A person walks first at a constant speed of 5.10 m/s along a straight line from point circled A to point circled B and then back along the line from circled B to circled A at a constant speed of 3.15 m/s.(a) What is her average speed over the entire trip?
How can I find the average speed without knowing the distance?
To find the average speed without knowing the distance, you need to use the concept of time.
In this scenario, we have two parts to the trip: the outward journey from point A to point B, and the return journey from point B back to point A.
Let's denote the time taken for the outward journey as t1 and the time taken for the return journey as t2.
Given that the person walks at a constant speed of 5.10 m/s during the outward journey, we can determine the distance traveled during that time using the formula:
Distance = Speed × Time
So, the distance traveled from A to B is 5.10 m/s × t1.
Similarly, during the return journey, the person walks at a constant speed of 3.15 m/s.

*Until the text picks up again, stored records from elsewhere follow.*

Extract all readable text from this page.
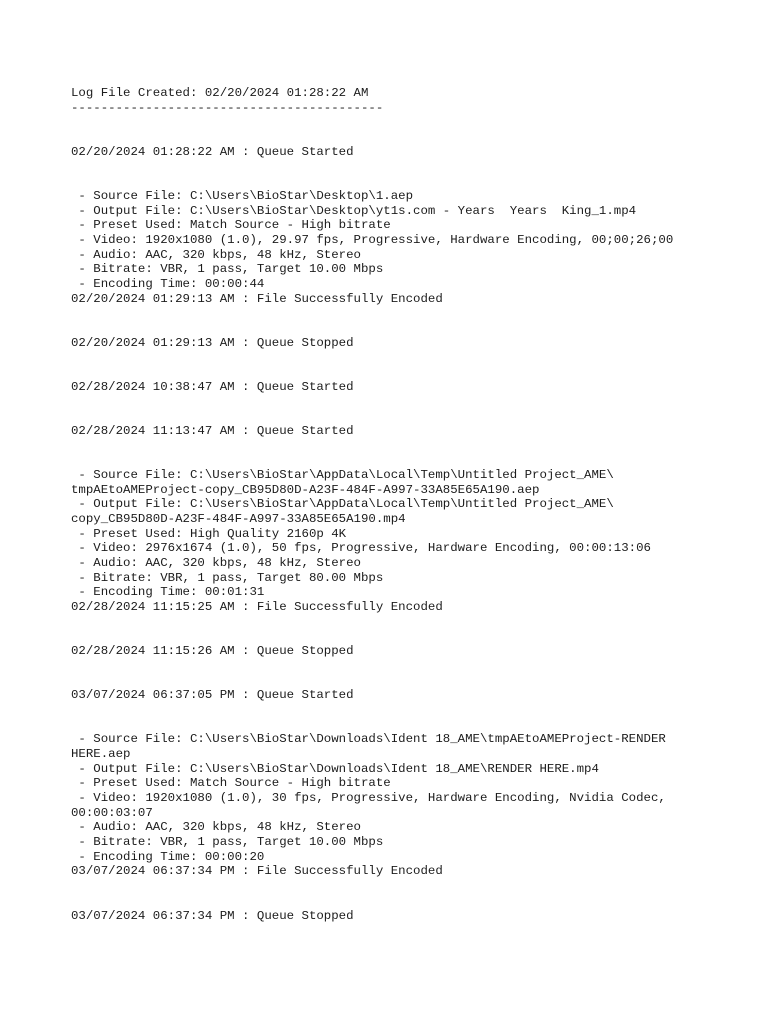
Log File Created: 02/20/2024 01:28:22 AM
------------------------------------------
02/20/2024 01:28:22 AM : Queue Started
- Source File: C:\Users\BioStar\Desktop\1.aep
- Output File: C:\Users\BioStar\Desktop\yt1s.com - Years  Years  King_1.mp4
- Preset Used: Match Source - High bitrate
- Video: 1920x1080 (1.0), 29.97 fps, Progressive, Hardware Encoding, 00;00;26;00
- Audio: AAC, 320 kbps, 48 kHz, Stereo
- Bitrate: VBR, 1 pass, Target 10.00 Mbps
- Encoding Time: 00:00:44
02/20/2024 01:29:13 AM : File Successfully Encoded
02/20/2024 01:29:13 AM : Queue Stopped
02/28/2024 10:38:47 AM : Queue Started
02/28/2024 11:13:47 AM : Queue Started
- Source File: C:\Users\BioStar\AppData\Local\Temp\Untitled Project_AME\
tmpAEtoAMEProject-copy_CB95D80D-A23F-484F-A997-33A85E65A190.aep
- Output File: C:\Users\BioStar\AppData\Local\Temp\Untitled Project_AME\
copy_CB95D80D-A23F-484F-A997-33A85E65A190.mp4
- Preset Used: High Quality 2160p 4K
- Video: 2976x1674 (1.0), 50 fps, Progressive, Hardware Encoding, 00:00:13:06
- Audio: AAC, 320 kbps, 48 kHz, Stereo
- Bitrate: VBR, 1 pass, Target 80.00 Mbps
- Encoding Time: 00:01:31
02/28/2024 11:15:25 AM : File Successfully Encoded
02/28/2024 11:15:26 AM : Queue Stopped
03/07/2024 06:37:05 PM : Queue Started
- Source File: C:\Users\BioStar\Downloads\Ident 18_AME\tmpAEtoAMEProject-RENDER
HERE.aep
- Output File: C:\Users\BioStar\Downloads\Ident 18_AME\RENDER HERE.mp4
- Preset Used: Match Source - High bitrate
- Video: 1920x1080 (1.0), 30 fps, Progressive, Hardware Encoding, Nvidia Codec,
00:00:03:07
- Audio: AAC, 320 kbps, 48 kHz, Stereo
- Bitrate: VBR, 1 pass, Target 10.00 Mbps
- Encoding Time: 00:00:20
03/07/2024 06:37:34 PM : File Successfully Encoded
03/07/2024 06:37:34 PM : Queue Stopped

Therefore, the distance traveled from B to A is 3.15 m/s × t2.
Now, since average speed is defined as the total distance traveled divided by the total time taken, we can form an equation using the distances and times calculated above:
Average Speed = Total Distance / Total Time
The total distance is the sum of the distances traveled in both directions:
Total Distance = (5.10 m/s × t1) + (3.15 m/s × t2)

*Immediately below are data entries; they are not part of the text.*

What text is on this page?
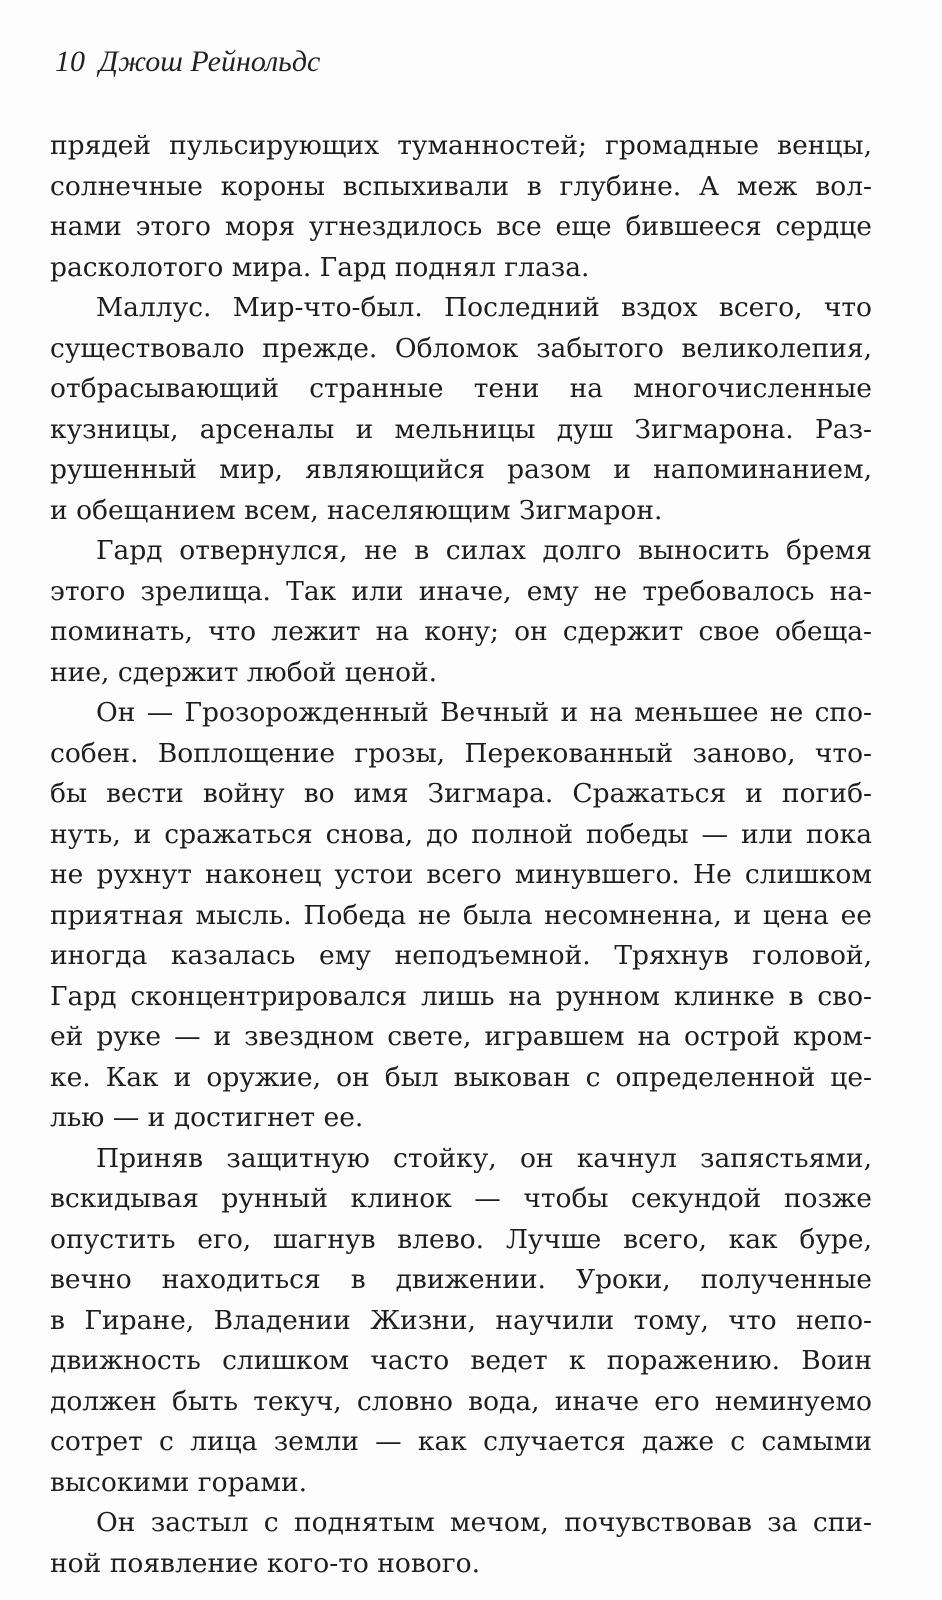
10 Джош Рейнольдс

прядей пульсирующих туманностей; громадные венцы,
солнечные короны вспыхивали в глубине. А меж вол-
нами этого моря угнездилось все еще бившееся сердце
расколотого мира. Гард поднял глаза.

Маллус. Мир-что-был. Последний вздох всего, что
существовало прежде. Обломок забытого великолепия,
отбрасывающий странные тени на многочисленные
кузницы, арсеналы и мельницы душ Зигмарона. Раз-
рушенный мир, являющийся разом и напоминанием,
и обещанием всем, населяющим Зигмарон.

Гард отвернулся, не в силах долго выносить бремя
этого зрелища. Так или иначе, ему не требовалось на-
поминать, что лежит на кону; он сдержит свое обеща-
ние, сдержит любой ценой.

Он — Грозорожденный Вечный и на меньшее не спо-
собен. Воплощение грозы, Перекованный заново, что-
бы вести войну во имя Зигмара. Сражаться и погиб-
нуть, и сражаться снова, до полной победы — или пока
не рухнут наконец устои всего минувшего. Не слишком
приятная мысль. Победа не была несомненна, и цена ее
иногда казалась ему неподъемной. Тряхнув головой,
Гард сконцентрировался лишь на рунном клинке в сво-
ей руке — и звездном свете, игравшем на острой кром-
ке. Как и оружие, он был выкован с определенной це-
лью — и достигнет ее.

Приняв защитную стойку, он качнул запястьями,
вскидывая рунный клинок — чтобы секундой позже
опустить его, шагнув влево. Лучше всего, как буре,
вечно находиться в движении. Уроки, полученные
в Гиране, Владении Жизни, научили тому, что непо-
движность слишком часто ведет к поражению. Воин
должен быть текуч, словно вода, иначе его неминуемо
сотрет с лица земли — как случается даже с самыми
высокими горами.

Он застыл с поднятым мечом, почувствовав за спи-
ной появление кого-то нового.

The total time is the sum of the time taken for the outward and return journeys:
Total Time = t1 + t2
Therefore, the equation becomes:
Average Speed = [(5.10 m/s × t1) + (3.15 m/s × t2)] / (t1 + t2)
Since we don't know the individual values of t1 and t2, we won't be able to calculate the average speed precisely without that information. However, if you are given specific values for t1 and t2, you can substitute them into the equation to calculate the average speed.